A haplotype-resolved genome provides insight into allele-specific expression in wild walnut ( Juglans regia L.)

Liqun Han,Xiang Luo,Yu Zhao,Ning Li,Yuhui Xu,Kai Ma
DOI: https://doi.org/10.1038/s41597-024-03096-4
2024-03-09
Scientific Data
Abstract:Wild germplasm resources are crucial for gene mining and molecular breeding because of their special trait performance. Haplotype-resolved genome is an ideal solution for fully understanding the biology of subgenomes in highly heterozygous species. Here, we surveyed the genome of a wild walnut tree from Gongliu County, Xinjiang, China, and generated a haplotype-resolved reference genome of 562.99 Mb (contig N50 = 34.10 Mb) for one haplotype (hap1) and 561.07 Mb (contig N50 = 33.91 Mb) for another haplotype (hap2) using PacBio high-fidelity (HiFi) reads and Hi-C technology. Approximately 527.20 Mb (93.64%) of hap1 and 526.40 Mb (93.82%) of hap2 were assigned to 16 pseudochromosomes. A total of 41039 and 39744 protein-coding gene models were predicted for hap1 and hap2, respectively. Moreover, 123 structural variations (SVs) were identified between the two haplotype genomes. Allele-specific expression genes (ASEGs) that respond to cold stress were ultimately identified. These datasets can be used to study subgenome evolution, for functional elite gene mining and to discover the transcriptional basis of specific traits related to environmental adaptation in wild walnut.

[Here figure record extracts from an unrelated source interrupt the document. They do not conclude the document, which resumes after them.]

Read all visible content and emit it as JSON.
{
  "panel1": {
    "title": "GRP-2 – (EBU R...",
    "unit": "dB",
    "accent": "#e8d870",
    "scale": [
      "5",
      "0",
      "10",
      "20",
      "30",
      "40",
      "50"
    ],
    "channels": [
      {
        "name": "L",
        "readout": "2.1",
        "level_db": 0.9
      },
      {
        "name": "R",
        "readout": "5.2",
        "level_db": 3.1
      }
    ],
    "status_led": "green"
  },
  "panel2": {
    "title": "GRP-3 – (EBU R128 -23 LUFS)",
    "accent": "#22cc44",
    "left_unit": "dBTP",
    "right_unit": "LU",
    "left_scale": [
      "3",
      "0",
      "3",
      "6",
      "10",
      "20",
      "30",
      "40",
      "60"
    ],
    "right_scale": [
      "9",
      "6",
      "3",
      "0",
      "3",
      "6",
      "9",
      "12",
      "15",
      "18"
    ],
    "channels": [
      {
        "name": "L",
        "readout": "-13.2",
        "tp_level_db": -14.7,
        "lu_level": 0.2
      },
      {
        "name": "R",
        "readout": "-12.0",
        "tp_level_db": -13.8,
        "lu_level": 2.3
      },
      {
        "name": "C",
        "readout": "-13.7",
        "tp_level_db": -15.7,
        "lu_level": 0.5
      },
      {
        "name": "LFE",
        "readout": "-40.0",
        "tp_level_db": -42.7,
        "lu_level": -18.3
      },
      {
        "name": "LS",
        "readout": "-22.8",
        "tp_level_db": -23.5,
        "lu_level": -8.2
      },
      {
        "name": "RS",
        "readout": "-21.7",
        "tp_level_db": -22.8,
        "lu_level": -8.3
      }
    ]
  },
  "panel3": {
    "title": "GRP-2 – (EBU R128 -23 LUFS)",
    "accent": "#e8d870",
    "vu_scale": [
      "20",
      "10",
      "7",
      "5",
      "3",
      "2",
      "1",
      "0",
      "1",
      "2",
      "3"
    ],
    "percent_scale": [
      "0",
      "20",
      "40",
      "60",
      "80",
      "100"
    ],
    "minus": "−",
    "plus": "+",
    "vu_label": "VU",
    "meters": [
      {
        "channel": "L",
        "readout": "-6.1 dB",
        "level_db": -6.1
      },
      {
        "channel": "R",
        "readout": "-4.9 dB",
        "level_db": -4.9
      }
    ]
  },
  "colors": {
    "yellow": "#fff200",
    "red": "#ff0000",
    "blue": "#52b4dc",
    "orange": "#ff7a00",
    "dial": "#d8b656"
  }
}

multidisciplinary sciences
What problem does this paper attempt to address?
The problems that this paper attempts to solve mainly focus on the following aspects: 1. **High heterogeneity of the wild walnut genome**: The wild walnut (*Juglans regia L.*) has a relatively high genomic heterogeneity, which makes it difficult for traditional genome assembly methods to obtain a high - quality reference genome. Therefore, researchers hope to better understand the biological characteristics of wild walnuts by constructing a haplotype - resolved genome. 2. **Sub - genome evolution and functional gene mining**: Through the haplotype - resolved genome, the evolutionary process of the sub - genome can be studied more in - depth, and it is helpful to discover functional genes related to specific environmental adaptability. In particular, researchers focus on cold - stress - responsive genes, which are crucial for improving the survival ability of plants in extremely cold environments. 3. **Allele - specific expression (ASE)**: In highly heterogeneous species, the expression patterns of different alleles may vary under specific environmental conditions. Researchers hope to reveal the mechanism of allele - specific expression under cold - stress conditions by analyzing the haplotype - resolved genome of wild walnuts, which is of great significance for understanding how plants adapt to environmental changes through gene expression regulation. 4. **Identification of structural variations (SVs)**: Identifying structural variations, such as inversions, translocations, duplications, and deletions, between two haplotype genomes can provide important information about genome structure and function. These variations may affect gene expression and phenotypic characteristics of plants. In summary, the main objective of this paper is to deeply explore the gene expression regulation mechanism of wild walnuts under cold - stress conditions and the impact of genome structural variations on plant adaptability by constructing a high - quality haplotype - resolved genome. These research results are not only helpful for basic scientific research but also provide important resources for molecular breeding.